Homenageados satisfeitos

O tenente-general João de Oliveira Borges, um dos homenageados, considerou o gesto como sendo mais do que merecido e que engrandece-os pelos seus feitos em prol da pátria naquele teatro de guerra. Ombreando a patente de tenente, João Borges fez parte do grupo de jovens angolanos que, após concluírem a formação na antiga União Soviética, receberam uma formação de seis meses na cidade do Lubango, província da Huila, a fim de serem, posteriormente, destacados na frente de combate no Cuito Cuanavale. “Fui batizado aqui, nesta batalha. Cheguei aqui em Dezembro de 1986 e só sai seis meses depois”, frisou. Recordou que no dia da grande batalha havia mau tempo. Muita chuva, aumentando as dificuldades de os meios aéreos apoiarem as tropas angolanas que estavam na defensiva. O que se concretizou apenas no final do dia. No seu ponto de vista, a experiência adquirida nesta batalha foi muito útil para o culminar dela e de outras batalhas que ocorreram no território nacional. Na qualidade de director da academia da Força Aérea Nacional (FAN), diz se sentir satisfeito por ter contribuído na formação de muitos pilotos que ainda se encontram no activo. “Eles têm a missão de continuar a fazer com que esta máquina, que é a FAN, prossiga o seu curso normal. Nós já fizemos a nossa parte e estamos a deixar um legado”, frisou.

Memórias de guerrilheiro

Entre os momentos de vitórias e derrotas, recordou, com tristeza, os seus colegas que morreram na frente de combate, alguns dos quais com quem privou durante o período de formação numa das academias da ex-União Soviética. Como é o caso dos tripulantes de sete helicópteros que foram abatidos no ar, em Setembro de 1985, na altura em que ele ainda não se encontrava neste teatro de operações. “Isso doeu-nos muito. Não podemos dizer que o que aconteceu resultou de uma falha porque fomos surpreendidos pela espionagem. Provavelmente eles tiveram informações que os nossos helicópteros passariam por ali e queimaram todos”, disse.Considerou a visita efectuada por alguns dos integrantes das tropas Sul- Africana aos locais onde combateram contra o governo angolano, como um gesto louvável e que engrandece ainda mais a batalha a vitória da Batalha do Cuito Cuanavale.

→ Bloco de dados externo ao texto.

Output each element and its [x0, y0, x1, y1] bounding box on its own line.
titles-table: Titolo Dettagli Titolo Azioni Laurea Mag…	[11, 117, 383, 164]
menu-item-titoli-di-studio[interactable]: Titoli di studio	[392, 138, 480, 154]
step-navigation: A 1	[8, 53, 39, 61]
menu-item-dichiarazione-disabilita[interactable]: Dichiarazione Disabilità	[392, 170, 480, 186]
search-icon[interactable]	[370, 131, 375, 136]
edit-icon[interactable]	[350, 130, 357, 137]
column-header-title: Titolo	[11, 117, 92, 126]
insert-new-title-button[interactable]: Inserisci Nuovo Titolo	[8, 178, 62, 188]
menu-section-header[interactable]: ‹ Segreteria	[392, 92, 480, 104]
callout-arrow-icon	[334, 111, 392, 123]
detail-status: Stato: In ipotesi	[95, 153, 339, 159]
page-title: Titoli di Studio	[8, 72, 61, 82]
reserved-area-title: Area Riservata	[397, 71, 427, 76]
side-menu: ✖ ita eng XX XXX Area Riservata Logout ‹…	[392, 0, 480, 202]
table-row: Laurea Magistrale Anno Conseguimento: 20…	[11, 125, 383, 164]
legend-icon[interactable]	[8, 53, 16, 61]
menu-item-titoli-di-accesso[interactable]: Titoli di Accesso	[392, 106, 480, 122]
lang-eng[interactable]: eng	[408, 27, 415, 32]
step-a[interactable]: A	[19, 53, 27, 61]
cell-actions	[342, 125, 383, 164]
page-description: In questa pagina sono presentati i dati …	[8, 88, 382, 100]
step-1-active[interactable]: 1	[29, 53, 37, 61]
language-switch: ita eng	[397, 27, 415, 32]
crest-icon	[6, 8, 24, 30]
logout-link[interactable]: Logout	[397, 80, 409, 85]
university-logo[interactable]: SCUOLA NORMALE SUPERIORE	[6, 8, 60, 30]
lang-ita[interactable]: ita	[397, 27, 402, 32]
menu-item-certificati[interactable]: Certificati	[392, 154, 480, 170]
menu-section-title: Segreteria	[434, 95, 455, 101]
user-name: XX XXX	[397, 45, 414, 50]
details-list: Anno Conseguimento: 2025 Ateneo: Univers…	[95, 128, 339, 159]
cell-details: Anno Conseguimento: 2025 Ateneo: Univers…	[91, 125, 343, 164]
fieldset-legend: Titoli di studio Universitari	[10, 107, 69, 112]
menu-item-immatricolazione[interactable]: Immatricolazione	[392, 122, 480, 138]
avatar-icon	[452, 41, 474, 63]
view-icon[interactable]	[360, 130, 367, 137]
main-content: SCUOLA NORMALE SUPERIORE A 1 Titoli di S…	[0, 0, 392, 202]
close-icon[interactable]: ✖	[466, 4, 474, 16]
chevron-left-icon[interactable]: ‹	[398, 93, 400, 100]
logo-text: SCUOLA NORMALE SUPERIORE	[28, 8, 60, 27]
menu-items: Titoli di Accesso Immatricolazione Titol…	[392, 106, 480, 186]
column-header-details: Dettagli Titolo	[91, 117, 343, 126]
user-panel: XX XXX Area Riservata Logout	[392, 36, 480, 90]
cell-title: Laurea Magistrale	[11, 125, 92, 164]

“Quando estamos em paz temos que saber reconhecer o que nós fizemos de errado e o que fizemos de bem”. No seu ponto de vista, a experiência adquirida nesta batalha foi muito útil para o culminar dela e doutras que ocorreram no território nacional. Na qualidade de director da academia da Força Aérea Nacional (FAN), diz sentir-se satisfeito por ter contribuído na formação de muitos pilotos que ainda se encontram no activo. “Eles têm a missão de continuar a fazer com que esta máquina, que é a FAN, prossiga o seu curso normal. Nós já fizemos a nossa parte e estamos a deixar um legado”, frisou. A Batalha do Cuito Cuanavale decorreu entre 15 de Novembro de 1987 a 23 de Março de 1988.